The Office Jumped The Shark of Comedy And Landed On The Porpoise Of Gloomy Reality

When the American version of The Office first aired what feels now like fifty years ago, it was a charming little show. It wasn’t groundbreaking, Anglophiles and film students kept reminding us, it was only a faded copy of the greatness that the Ricky Gervais’ The Office had been, but to the viewers of network TV comedy it was a bemused reflection of the ordinary dramas of an ordinary workplace. The boss was an idiot, but whose boss isn’t? Dwight, the weird guy who grew beets and was obsessed with self defense was a variation of that weird guy in the office most of us have come into contact with at one point or another. The “will they or won’t they” romance between Pam, the receptionist and Jim, a paper salesman was sweet and hopeful. All the ordinary people expressing their subtle or not so subtle strangeness was delicate and mild, like a vanilla latte.
And then the years dragged on and on and on..and on. What had been a bunch of wacky young or youngish people became a group of older people in a place they didn’t care about surrounded by coworkers they didn’t really respect, led by a man who craved their love more than the success of the company. The Michael Scott of season one was quirky and aggravating, but the odd selection of replacements that has followed (James Spader, Catherine Tate, Ed Helms) have cranked the quirk level up as the subtlety of the show has decreased. It never was a great show, but somewhere around the time Jim and Pam finally got together, it became the sitcom it always pretended it wasn’t - a relationship comedy in the vein of Friends or Two and A Half Men.
Yes, I said it. I invoked Two and a Half Men, but the show really has gotten that depressing. And why shouldn’t it? It’s a comedy set in the workplace of a not very successful paper company during a recession. Jim and Pam, rather than being just a boring couple like Ross and Rachel, have become emblematic of a tight fearful economic time, when taking risks and expecting big rewards seems like an unwise path. Jim never respected his job or the people around him because he knew he could do more. Picking on Dwight and romancing Pam away from her fiance was his way of reminding himself he was smarter than this, better than this, and that soon this office and everything in it would be a distant memory. In one particular episode Pam and Jim compare movies they love and Pam says Fargo is one of her favorites. Fargo? The timid receptionist loves Coen Brothers movies? She was striving to be more, went to art school, and then, in a move that made me give up on the show, quit and moved home to marry Jim. The Office has been on so long was have watched John Krasinski and Jenna Fischer go from young actors reveling in the first blush of success to lifers waiting out the series. Once they got married there was nothing else for the characters of Jim and Pam to do, but struggle with the contradiction of being the coolest people in the office who “totally get it” and being trapped in a boring life they backed into by talking themselves out of everything else.
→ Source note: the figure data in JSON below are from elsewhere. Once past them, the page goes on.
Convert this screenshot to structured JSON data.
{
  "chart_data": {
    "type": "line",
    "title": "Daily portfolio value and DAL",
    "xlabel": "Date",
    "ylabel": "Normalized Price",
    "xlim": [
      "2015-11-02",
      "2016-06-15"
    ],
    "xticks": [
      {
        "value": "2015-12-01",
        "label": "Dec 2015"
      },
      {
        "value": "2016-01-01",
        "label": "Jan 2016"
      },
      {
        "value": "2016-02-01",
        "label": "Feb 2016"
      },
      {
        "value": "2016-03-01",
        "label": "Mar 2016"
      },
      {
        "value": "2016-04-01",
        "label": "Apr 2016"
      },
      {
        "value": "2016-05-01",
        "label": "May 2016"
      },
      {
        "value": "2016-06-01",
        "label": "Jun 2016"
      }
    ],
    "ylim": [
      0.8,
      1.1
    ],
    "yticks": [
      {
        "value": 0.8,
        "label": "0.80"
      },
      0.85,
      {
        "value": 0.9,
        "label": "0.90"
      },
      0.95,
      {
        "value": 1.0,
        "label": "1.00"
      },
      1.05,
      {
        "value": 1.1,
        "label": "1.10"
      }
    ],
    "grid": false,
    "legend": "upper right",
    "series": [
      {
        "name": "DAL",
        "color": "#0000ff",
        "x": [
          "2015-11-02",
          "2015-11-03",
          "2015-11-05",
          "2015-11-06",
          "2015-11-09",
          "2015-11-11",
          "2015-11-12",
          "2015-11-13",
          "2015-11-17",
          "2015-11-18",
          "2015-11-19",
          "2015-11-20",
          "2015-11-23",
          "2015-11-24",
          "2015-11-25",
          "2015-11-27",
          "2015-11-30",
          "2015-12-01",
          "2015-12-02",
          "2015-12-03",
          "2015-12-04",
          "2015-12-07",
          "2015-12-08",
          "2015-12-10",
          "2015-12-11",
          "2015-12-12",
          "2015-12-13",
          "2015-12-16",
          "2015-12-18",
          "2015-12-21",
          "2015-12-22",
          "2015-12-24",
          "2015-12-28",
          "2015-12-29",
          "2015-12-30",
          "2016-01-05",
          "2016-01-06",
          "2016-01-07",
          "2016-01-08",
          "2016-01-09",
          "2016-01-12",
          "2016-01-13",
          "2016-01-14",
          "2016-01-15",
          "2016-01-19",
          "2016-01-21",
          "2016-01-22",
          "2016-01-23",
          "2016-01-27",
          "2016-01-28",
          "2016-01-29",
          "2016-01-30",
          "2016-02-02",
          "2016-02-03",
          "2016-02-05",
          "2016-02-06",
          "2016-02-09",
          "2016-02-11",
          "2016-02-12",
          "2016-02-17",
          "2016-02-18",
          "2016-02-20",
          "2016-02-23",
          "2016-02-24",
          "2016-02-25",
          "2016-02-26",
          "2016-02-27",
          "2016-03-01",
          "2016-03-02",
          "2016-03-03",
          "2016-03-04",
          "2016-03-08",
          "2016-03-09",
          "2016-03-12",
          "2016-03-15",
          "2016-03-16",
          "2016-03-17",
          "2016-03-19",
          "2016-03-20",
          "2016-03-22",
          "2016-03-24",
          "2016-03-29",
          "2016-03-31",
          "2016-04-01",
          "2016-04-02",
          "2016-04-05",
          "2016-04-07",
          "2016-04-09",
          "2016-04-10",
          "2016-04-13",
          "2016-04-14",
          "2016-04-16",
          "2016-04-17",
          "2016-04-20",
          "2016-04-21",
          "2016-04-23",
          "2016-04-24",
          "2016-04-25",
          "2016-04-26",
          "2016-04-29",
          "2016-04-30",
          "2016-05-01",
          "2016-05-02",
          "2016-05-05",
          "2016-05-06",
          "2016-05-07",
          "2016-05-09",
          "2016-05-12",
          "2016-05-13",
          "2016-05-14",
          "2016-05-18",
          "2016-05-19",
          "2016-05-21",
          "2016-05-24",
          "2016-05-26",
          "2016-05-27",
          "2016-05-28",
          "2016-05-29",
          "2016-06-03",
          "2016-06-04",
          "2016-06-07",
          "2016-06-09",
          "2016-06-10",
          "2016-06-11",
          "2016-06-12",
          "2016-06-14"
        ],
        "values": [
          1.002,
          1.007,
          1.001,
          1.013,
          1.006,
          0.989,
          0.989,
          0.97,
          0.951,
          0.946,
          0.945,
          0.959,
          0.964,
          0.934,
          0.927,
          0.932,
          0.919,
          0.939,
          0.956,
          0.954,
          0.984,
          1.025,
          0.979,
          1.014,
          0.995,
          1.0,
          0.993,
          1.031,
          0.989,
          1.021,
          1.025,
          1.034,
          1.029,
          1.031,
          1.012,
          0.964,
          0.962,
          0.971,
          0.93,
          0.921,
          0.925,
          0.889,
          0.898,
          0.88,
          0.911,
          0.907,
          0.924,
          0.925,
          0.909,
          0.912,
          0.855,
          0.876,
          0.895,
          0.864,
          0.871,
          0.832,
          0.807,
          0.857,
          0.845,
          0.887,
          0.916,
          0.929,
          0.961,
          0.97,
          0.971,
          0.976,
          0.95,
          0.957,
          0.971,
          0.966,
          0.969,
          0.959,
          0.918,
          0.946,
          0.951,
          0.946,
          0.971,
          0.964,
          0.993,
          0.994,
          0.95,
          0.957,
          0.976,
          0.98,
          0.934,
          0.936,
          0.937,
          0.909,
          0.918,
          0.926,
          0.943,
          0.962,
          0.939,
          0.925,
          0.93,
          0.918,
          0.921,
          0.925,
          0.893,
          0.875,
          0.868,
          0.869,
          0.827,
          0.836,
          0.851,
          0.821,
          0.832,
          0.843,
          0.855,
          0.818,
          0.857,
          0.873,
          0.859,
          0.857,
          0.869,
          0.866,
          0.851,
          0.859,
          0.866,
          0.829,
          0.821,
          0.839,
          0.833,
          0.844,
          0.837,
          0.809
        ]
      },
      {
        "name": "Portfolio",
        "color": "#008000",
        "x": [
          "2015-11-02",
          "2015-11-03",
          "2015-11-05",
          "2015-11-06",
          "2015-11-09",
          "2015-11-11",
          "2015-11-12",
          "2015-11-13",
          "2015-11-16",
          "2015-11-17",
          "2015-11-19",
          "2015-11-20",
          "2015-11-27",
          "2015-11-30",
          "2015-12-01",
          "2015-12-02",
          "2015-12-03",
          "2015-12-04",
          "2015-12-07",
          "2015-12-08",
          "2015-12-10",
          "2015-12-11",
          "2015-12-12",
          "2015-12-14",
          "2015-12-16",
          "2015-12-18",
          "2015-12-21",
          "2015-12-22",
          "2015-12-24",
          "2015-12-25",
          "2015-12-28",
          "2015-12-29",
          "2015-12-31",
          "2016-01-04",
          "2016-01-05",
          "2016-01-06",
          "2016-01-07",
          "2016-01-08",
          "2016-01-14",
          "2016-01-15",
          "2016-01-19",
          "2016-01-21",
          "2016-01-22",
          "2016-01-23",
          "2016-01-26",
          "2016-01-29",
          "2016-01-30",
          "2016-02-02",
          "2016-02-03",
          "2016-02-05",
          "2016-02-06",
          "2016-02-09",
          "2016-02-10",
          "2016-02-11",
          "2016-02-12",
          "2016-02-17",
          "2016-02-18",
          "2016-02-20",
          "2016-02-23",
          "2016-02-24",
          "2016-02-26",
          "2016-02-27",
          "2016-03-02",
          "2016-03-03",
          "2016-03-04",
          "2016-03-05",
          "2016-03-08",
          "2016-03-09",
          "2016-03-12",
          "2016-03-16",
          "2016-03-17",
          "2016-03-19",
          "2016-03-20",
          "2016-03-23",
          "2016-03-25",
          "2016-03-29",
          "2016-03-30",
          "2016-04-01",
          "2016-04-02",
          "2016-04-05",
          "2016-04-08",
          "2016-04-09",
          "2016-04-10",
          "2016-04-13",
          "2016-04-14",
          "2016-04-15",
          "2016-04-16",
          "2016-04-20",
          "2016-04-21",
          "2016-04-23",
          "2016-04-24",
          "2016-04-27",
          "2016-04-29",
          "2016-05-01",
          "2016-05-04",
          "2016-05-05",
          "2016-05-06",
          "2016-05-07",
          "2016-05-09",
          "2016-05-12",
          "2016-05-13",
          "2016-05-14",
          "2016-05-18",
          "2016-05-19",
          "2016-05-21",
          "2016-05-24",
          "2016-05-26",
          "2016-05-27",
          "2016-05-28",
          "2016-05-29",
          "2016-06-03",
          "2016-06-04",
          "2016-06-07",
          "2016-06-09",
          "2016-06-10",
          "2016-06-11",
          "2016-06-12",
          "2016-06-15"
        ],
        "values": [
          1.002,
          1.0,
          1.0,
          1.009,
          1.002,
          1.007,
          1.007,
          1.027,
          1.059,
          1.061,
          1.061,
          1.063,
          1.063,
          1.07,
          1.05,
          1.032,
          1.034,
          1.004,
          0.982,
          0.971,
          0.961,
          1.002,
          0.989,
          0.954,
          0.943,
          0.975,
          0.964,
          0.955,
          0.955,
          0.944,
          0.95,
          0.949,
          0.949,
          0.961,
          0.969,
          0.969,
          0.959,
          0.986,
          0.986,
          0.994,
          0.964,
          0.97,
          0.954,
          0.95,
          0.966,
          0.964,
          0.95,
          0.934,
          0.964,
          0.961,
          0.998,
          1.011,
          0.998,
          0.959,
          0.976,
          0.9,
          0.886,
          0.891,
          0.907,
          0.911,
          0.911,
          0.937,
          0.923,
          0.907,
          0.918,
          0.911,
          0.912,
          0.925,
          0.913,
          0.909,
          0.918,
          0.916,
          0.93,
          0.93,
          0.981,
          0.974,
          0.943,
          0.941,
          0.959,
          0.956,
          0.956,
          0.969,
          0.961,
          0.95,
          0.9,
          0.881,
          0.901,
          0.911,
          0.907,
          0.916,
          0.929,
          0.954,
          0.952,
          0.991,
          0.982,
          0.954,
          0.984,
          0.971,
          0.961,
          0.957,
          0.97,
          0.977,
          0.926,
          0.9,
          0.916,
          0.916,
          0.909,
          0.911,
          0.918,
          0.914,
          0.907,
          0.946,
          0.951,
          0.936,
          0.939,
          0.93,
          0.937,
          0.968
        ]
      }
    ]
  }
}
Ultimately, they weren’t too cool to try, they were too scared to try. Of course, the show required that these characters stay at Dunder Mifflin, we couldn’t follow their characters anymore if they didn’t, but how sadly does this mirror the lives of so many people. In what might be a brilliant move of sad editorializing, Jim and Pam’s ever diminishing opportunities to be interesting characters reflect may just reflect the diminishing opportunities of people in American cities like Scranton, OH. It does appear that Jim and Pam will finally be released to internet start-up success by the deus ex machina that is the series finale, but that’s TV for you. The car went over the cliff, but somehow Jim and Pam and the whole Office gang are going to drive off into the sunset to live out their dreams.